OK, guys. You may be more biblical theologians than me and work through all the tributaries in your sermons. I know that my sermon this Sunday is about the death of Christ and the resurrection of Christ (Romans 4:25–“He who was delivered over because of our transgressions, and was raised because of our justification”). I am not working in anything about Christian Nationalism. I am not mentioning Psalm 2 or 1 Kings. I am not mentioning Genesis or the creation or the doctrine of sexuality. I am determined to know nothing on Sunday but Christ’s death and resurrection–and we’ll just scratch the surface. And I’m going now to work on said sermon. Bye.

2 Likes

May God speak to your flock with power tomorrow. And may he encourage your own soul in the process. God bless brother.

1 Like

You will be glad to know that I am preaching on 2 Samuel 7 and David’s humble response to the David Covenant and God’s grace. Last week we talked about the gospel going to all the nations but this week just marveling at the grace of God to foolish sinners like us. I pray that God will bless your preaching.

3 Likes

Yes, absolutely. He applies the word as we have to do. But he does not apply the word comprehensively every time. I’d be a fool to say there are not practial outworkings of the cross of Jesus Christ. Undoubtedly. But some sermons are doctrinal and lightly applicational because we want people to believe the theology as a foundation before they begin to attempt to walk in the theology without believing the foundation.

4 Likes

No disagreements with that brother.

1 Like

I think we are in agreement that we also wouldn’t want a particular application to swallow up the doctrinal truth it flows from. We don’t want someone so focused on a skinny branch that they miss the tree.

2 Likes

You’ll forgive me. I am just a simple baptist, after all. :slight_smile:

Yes, that. I don’t want a church full of people who are enthralled with talking about the lordship of Jesus Christ over the nations, and somehow miss the implications of their sin, and fall short of glory. “See to it that no one fails to obtain the grace of God” (Heb. 12:15) is the interest of our ministry. But I do not mean to create the dichotomy that you’ve framed. I truly don’t.

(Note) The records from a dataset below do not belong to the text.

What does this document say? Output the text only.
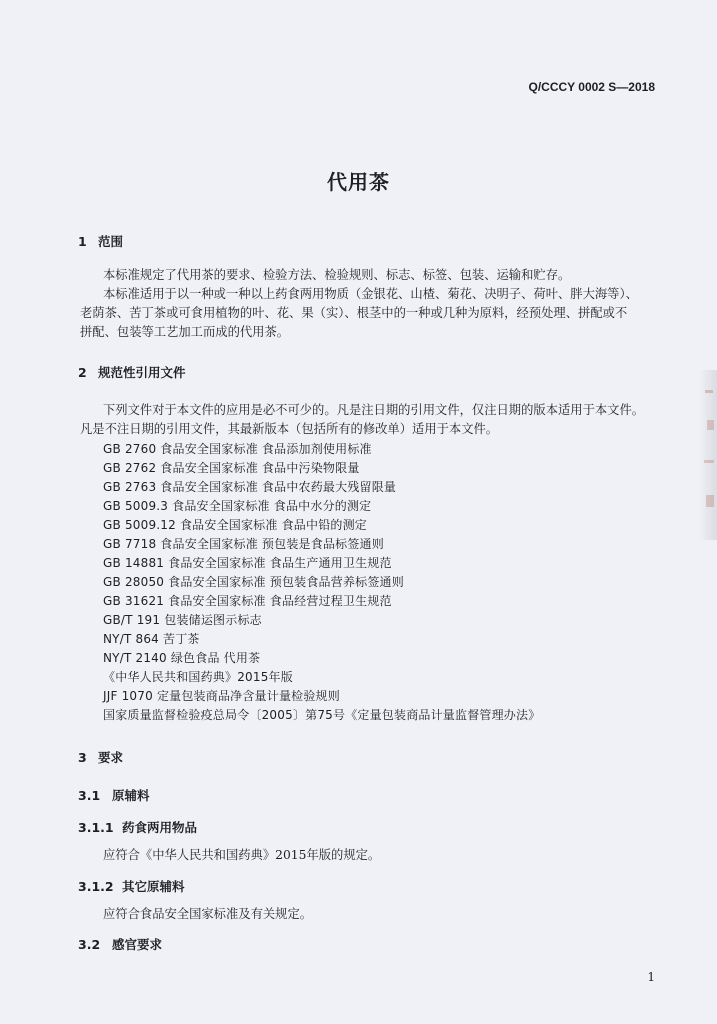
Q/CCCY 0002 S—2018
代用茶
1 范围
本标准规定了代用茶的要求、检验方法、检验规则、标志、标签、包装、运输和贮存。
本标准适用于以一种或一种以上药食两用物质（金银花、山楂、菊花、决明子、荷叶、胖大海等）、
老荫茶、苦丁茶或可食用植物的叶、花、果（实）、根茎中的一种或几种为原料，经预处理、拼配或不
拼配、包装等工艺加工而成的代用茶。
2 规范性引用文件
下列文件对于本文件的应用是必不可少的。凡是注日期的引用文件，仅注日期的版本适用于本文件。
凡是不注日期的引用文件，其最新版本（包括所有的修改单）适用于本文件。
GB 2760 食品安全国家标准 食品添加剂使用标准
GB 2762 食品安全国家标准 食品中污染物限量
GB 2763 食品安全国家标准 食品中农药最大残留限量
GB 5009.3 食品安全国家标准 食品中水分的测定
GB 5009.12 食品安全国家标准 食品中铅的测定
GB 7718 食品安全国家标准 预包装是食品标签通则
GB 14881 食品安全国家标准 食品生产通用卫生规范
GB 28050 食品安全国家标准 预包装食品营养标签通则
GB 31621 食品安全国家标准 食品经营过程卫生规范
GB/T 191 包装储运图示标志
NY/T 864 苦丁茶
NY/T 2140 绿色食品 代用茶
《中华人民共和国药典》2015年版
JJF 1070 定量包装商品净含量计量检验规则
国家质量监督检验疫总局令〔2005〕第75号《定量包装商品计量监督管理办法》
3 要求
3.1 原辅料
3.1.1 药食两用物品
应符合《中华人民共和国药典》2015年版的规定。
3.1.2 其它原辅料
应符合食品安全国家标准及有关规定。
3.2 感官要求
1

Amen. And notably absent from the epistles is any outline of how to Christianize the world through any other means but the basic insistence on Jesus Christ crucified, as Pastor Dionne is insisting. The living out of the instruction given to the elect exiles via the epistles presupposes that the audience has been converted from the heart (yes, yes, mixed audience, regenerate and unregenerate, I get it). We short circuit everything when we want to extrapolate “Christian society” from these instructions, and leave behind the simple gospel call. Men. Must. Be. Born. Again.

Anyway, the exchange above made me laugh. I love you guys. :slight_smile:

Since we’re all sharing our preaching plans, you’ll appreciate this. My next task is to teach our men’s Bible study on Tuesday morning, where I’ll be picking up at Proverbs 22:11. “He who loves purity of heart, and whose speech is gracious, will have the king as his friend.” Isn’t that funny? All this talk about gospel, and now I have to go talk about how godly living produces good favor with the civil magistrate. :smiley:

4 Likes

And you have to determine your context: Are the men you are teaching more likely to want their authorities as friends or as enemies? What has their speech produced to this point? Likely, it’s a mixed bag–some complain bitterly, some acquiesce.